The Smarter way to get your business news - Subscribe to BloombergQuint on WhatsApp
The Securities and Exchange Board of India should seek powers to intercept phone calls, suggested a panel looking into fair market conduct.
The market regulator has powers to seek call records as evidence to aid its investigations. That, according to the committee led by former Law Secretary TK Viswanathan, may not be sufficient. The panel, which submitted its report to SEBI Chairman Ajay Tyagi, asked the regulator to seek powers to intercept telephone calls and electronic communications.
The regulator should seek direct access instead through an enforcement agency, the panel said.
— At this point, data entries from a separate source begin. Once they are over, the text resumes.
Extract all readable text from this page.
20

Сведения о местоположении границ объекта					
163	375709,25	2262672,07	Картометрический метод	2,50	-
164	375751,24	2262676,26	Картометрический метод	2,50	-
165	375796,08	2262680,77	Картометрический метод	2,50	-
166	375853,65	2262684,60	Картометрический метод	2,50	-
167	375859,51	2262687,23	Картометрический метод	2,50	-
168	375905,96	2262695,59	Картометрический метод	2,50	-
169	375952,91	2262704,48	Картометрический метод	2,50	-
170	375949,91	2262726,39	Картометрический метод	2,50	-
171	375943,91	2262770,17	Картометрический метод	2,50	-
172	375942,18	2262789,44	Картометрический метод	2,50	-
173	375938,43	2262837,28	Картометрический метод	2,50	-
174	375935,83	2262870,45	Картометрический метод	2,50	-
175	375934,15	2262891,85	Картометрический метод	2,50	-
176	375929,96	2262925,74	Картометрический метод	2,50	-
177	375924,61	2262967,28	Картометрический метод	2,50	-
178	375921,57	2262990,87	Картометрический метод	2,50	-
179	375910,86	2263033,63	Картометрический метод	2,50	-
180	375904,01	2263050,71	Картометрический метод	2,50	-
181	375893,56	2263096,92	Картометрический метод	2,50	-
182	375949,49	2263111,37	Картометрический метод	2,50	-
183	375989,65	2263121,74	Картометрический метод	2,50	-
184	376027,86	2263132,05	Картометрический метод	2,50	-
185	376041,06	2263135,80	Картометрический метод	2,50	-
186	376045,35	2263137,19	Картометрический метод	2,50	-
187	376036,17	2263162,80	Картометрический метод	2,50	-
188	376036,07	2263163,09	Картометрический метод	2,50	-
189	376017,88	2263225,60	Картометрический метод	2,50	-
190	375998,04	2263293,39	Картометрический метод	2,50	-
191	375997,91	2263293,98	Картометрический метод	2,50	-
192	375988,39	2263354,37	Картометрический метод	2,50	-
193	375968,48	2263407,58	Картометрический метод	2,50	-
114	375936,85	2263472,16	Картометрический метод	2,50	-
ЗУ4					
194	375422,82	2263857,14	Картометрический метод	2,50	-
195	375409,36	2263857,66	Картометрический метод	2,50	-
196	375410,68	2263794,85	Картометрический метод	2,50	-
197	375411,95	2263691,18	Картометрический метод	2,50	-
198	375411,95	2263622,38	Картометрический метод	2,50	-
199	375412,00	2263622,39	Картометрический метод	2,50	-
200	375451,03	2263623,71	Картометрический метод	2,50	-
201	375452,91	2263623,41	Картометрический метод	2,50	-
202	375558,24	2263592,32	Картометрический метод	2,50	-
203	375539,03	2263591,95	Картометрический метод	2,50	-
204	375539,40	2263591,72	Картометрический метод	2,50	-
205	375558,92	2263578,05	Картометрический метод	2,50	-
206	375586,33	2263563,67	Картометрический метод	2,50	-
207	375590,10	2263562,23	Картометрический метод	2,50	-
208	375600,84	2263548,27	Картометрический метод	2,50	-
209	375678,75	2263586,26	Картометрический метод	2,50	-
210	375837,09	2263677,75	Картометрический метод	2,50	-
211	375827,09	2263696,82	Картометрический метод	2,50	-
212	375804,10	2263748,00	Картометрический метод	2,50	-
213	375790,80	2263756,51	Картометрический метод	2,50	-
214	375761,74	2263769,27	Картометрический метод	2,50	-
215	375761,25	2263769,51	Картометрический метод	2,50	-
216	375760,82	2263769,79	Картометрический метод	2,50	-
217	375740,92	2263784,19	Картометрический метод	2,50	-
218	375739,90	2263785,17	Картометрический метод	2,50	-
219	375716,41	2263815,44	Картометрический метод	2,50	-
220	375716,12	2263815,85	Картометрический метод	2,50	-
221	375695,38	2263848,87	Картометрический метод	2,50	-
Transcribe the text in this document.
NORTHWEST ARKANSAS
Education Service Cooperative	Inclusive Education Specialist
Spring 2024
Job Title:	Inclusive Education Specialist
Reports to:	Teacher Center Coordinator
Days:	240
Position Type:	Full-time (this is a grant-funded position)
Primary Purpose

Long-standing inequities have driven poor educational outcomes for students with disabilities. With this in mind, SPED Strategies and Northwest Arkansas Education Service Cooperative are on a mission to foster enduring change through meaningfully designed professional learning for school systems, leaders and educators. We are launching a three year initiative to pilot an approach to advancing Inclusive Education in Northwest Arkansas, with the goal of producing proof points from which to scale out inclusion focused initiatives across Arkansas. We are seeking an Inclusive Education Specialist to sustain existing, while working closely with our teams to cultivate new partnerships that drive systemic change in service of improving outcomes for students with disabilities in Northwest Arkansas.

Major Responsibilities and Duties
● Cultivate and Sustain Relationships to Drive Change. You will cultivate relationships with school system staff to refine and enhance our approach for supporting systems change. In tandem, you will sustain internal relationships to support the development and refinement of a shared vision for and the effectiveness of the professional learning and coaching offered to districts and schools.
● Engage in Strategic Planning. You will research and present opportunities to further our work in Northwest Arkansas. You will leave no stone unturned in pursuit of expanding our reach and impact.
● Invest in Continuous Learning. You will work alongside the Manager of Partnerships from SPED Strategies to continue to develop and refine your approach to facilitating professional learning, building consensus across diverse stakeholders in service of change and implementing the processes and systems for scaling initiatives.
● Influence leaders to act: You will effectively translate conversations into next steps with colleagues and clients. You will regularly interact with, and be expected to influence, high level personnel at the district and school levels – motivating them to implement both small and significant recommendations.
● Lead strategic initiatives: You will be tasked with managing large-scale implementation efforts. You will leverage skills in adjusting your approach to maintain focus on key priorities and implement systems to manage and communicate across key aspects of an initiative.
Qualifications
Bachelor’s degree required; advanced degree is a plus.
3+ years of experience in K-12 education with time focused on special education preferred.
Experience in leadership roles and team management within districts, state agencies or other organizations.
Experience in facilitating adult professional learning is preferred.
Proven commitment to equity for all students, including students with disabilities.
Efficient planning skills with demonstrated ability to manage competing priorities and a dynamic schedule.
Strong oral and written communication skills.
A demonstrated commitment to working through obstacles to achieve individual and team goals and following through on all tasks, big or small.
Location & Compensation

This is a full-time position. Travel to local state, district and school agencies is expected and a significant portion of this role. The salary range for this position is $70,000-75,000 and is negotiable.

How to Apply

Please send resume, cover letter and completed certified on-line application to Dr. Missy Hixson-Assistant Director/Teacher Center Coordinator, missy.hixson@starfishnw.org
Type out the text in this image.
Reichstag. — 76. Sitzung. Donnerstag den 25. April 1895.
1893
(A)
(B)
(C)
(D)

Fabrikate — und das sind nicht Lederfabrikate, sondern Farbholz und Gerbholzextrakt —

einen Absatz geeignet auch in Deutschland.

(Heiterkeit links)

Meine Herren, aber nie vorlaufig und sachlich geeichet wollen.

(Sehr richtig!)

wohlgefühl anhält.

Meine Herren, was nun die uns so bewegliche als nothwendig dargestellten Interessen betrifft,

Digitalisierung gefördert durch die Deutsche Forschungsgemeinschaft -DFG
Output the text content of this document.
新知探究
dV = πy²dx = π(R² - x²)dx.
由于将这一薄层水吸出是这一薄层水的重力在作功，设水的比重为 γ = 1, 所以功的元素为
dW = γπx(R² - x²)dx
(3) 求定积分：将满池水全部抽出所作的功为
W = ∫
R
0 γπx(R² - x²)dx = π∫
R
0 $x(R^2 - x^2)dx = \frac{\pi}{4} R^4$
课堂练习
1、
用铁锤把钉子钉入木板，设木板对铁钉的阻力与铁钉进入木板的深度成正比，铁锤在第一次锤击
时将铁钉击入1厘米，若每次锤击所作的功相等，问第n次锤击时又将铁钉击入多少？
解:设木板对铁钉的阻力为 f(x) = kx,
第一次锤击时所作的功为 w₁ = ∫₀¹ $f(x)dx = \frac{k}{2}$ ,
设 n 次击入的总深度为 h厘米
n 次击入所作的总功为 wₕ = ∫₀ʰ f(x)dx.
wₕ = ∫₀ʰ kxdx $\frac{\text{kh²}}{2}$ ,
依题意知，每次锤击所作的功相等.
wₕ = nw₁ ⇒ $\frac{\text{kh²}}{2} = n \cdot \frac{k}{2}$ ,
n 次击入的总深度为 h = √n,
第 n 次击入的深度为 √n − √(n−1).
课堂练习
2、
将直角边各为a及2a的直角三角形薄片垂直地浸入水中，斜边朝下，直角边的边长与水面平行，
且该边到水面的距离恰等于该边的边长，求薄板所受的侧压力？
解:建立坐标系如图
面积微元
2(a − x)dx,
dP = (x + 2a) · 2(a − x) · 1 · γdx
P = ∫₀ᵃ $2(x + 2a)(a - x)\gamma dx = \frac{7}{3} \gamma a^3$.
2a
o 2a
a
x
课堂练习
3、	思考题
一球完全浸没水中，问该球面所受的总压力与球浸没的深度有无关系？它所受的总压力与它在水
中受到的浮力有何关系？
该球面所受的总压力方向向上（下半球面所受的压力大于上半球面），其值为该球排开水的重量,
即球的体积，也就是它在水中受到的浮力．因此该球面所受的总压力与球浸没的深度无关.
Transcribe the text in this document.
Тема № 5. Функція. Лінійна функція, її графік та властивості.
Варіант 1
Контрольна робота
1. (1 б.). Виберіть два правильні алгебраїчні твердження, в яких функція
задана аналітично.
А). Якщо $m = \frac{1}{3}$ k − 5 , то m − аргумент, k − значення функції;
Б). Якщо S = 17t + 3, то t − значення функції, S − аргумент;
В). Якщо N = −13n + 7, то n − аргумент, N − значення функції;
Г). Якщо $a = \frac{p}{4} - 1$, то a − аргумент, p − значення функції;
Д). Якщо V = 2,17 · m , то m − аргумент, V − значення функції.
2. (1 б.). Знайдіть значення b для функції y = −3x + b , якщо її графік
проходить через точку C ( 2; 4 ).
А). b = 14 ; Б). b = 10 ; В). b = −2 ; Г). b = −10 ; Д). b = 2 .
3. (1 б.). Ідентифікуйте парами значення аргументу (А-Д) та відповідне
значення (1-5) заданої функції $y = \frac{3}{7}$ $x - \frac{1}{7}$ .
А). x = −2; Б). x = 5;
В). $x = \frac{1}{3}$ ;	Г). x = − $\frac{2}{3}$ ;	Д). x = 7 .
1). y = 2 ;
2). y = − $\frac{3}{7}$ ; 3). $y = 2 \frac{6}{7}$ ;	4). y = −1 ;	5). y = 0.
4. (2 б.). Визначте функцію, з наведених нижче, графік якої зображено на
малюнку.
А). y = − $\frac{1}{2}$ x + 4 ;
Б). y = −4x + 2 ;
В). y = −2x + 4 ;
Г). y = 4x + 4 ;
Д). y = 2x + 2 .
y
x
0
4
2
The powers should be equivalent to those given to other regulatory agencies such as the Central Board of Direct Taxes to deal with economic offences, the report said.
It also recommended SEBI should sign a memorandum of understanding with enforcement bodies like Income Tax Department, Economic Offences Wing, Reserve Bank of India, Enforcement Directorate and the Ministry of Corporate Affairs.
The panel, however, acknowledged that this would help track repeating offenders. It may not help in one-off cases of unauthorised information sharing as a “ground would need to be prepared to initiate telephone interception based on a pattern of potential offences”.
Insider Trading Rules
The committee also recommended a separate code of conduct for connected persons—auditors, accountancy firms, law firms, analysts and consultants. Currently, it’s common to listed companies, intermediaries and connected persons handling unpublished price-sensitive information.
The Prohibition of Insider Trading Regulations may be amended to have two separate codes with minimum standards for listed companies and other persons who are required to handle unpublished price-sensitive information during the course of their business operations, the panel said. The second category includes market Intermediaries and fiduciaries like auditors, accountancy firms, law firms and consultants.
The panel suggested easier regulations for disclosure of trades, saying these should apply to only promoters, directors and designated persons. According to the new definition proposed by the committee, the designated persons now cover the promoter, directors, the chief executive officer and two levels below the CEO. The existing rules bring all employees under the coverage if they meet the threshold of trades.